The interaction between MARCO and PRRSV GP5 may aggravate PRRSV-induced apoptosis, which contributes to the inhibition function of MARCO on PRRSV. (A) PRRSV GP5 is an inducer of apoptosis, and MARCO overexpression further aggravates apoptosis. Marc-145 cells were transiently transfected with an empty vector, transfected with an GP5-expressing plasmid, or cotransfected with plasmids encoding GP5 and MARCO or an empty vector for 24 h. The cells were digested for a flow cytometry analysis of the apoptosis. The expression of Myc-tagged GP5 and Myc-tagged MARCO in the Marc-145 cells was examined via Western blotting. (B) PAMs were infected with PRRSV at a MOI of 0.5 for various times in the presence or absence of the caspase3 inhibitor Z-DEVD-FMK (30 μM, Abmole, 210344-95-9). The cells were lysed for Western blotting to determine the levels of cleaved caspase3 and PRRSV N. (C) The quantization of the PRRSV N protein abundance in panel B. (D) The PAMs were infected with recombinant adenovirus for 24 h to overexpress MARCO, and this was followed by infection with PRRSV at a MOI of 0.5 in the presence or absence of Z-DEVD-FMK (30 μM).
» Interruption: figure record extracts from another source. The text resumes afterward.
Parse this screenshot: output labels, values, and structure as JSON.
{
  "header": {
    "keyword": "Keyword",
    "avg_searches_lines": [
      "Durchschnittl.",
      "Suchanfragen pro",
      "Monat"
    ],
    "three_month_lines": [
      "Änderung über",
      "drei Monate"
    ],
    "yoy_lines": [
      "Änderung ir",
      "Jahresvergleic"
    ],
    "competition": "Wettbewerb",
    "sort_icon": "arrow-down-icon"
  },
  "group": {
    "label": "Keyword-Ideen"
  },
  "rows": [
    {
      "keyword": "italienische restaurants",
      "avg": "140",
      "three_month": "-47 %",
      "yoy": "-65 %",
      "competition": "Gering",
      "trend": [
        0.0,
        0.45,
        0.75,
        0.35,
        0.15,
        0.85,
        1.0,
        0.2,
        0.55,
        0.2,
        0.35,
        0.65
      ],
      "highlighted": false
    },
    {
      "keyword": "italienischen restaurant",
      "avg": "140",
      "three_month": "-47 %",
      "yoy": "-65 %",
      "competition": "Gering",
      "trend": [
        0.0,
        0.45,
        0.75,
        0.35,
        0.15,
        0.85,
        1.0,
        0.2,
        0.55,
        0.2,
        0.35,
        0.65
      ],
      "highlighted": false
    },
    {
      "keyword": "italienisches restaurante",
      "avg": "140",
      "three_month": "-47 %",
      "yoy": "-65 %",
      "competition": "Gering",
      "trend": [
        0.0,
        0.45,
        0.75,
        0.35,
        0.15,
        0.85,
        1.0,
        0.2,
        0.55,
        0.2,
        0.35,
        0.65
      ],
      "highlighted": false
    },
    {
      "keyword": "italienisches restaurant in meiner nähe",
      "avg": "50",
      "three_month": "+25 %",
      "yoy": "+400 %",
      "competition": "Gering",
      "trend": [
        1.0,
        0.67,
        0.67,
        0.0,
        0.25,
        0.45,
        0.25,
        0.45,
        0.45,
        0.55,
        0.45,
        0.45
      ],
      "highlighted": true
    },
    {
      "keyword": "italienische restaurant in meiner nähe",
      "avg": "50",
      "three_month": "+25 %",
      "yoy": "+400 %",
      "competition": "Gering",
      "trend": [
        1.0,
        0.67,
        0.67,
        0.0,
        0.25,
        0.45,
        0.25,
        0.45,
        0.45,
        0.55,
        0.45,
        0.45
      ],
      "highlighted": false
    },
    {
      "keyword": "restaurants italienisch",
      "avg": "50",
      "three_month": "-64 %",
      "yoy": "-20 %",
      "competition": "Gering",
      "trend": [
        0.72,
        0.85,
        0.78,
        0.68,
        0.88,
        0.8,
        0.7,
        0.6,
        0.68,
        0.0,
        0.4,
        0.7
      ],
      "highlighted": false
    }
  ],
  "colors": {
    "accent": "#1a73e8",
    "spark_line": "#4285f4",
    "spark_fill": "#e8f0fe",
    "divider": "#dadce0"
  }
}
At 24 hpi, the PAMs were lysed to examine the levels of PRRSV N and cleaved caspase3 via Western blotting.

FIG 8

The schematic model of MARCO regulation of PRRSV infection. PRRSV infection downregulates the expression of MARCO, which acts as a host restriction factor for PRRSV. MARCO interacts with PRRSV GP5 and aggravates GP5-induced apoptosis. The apoptotic cells are not conducive to PRRSV propagation. Thus, MARCO inhibits PRRSV infection through the regulation of apoptosis.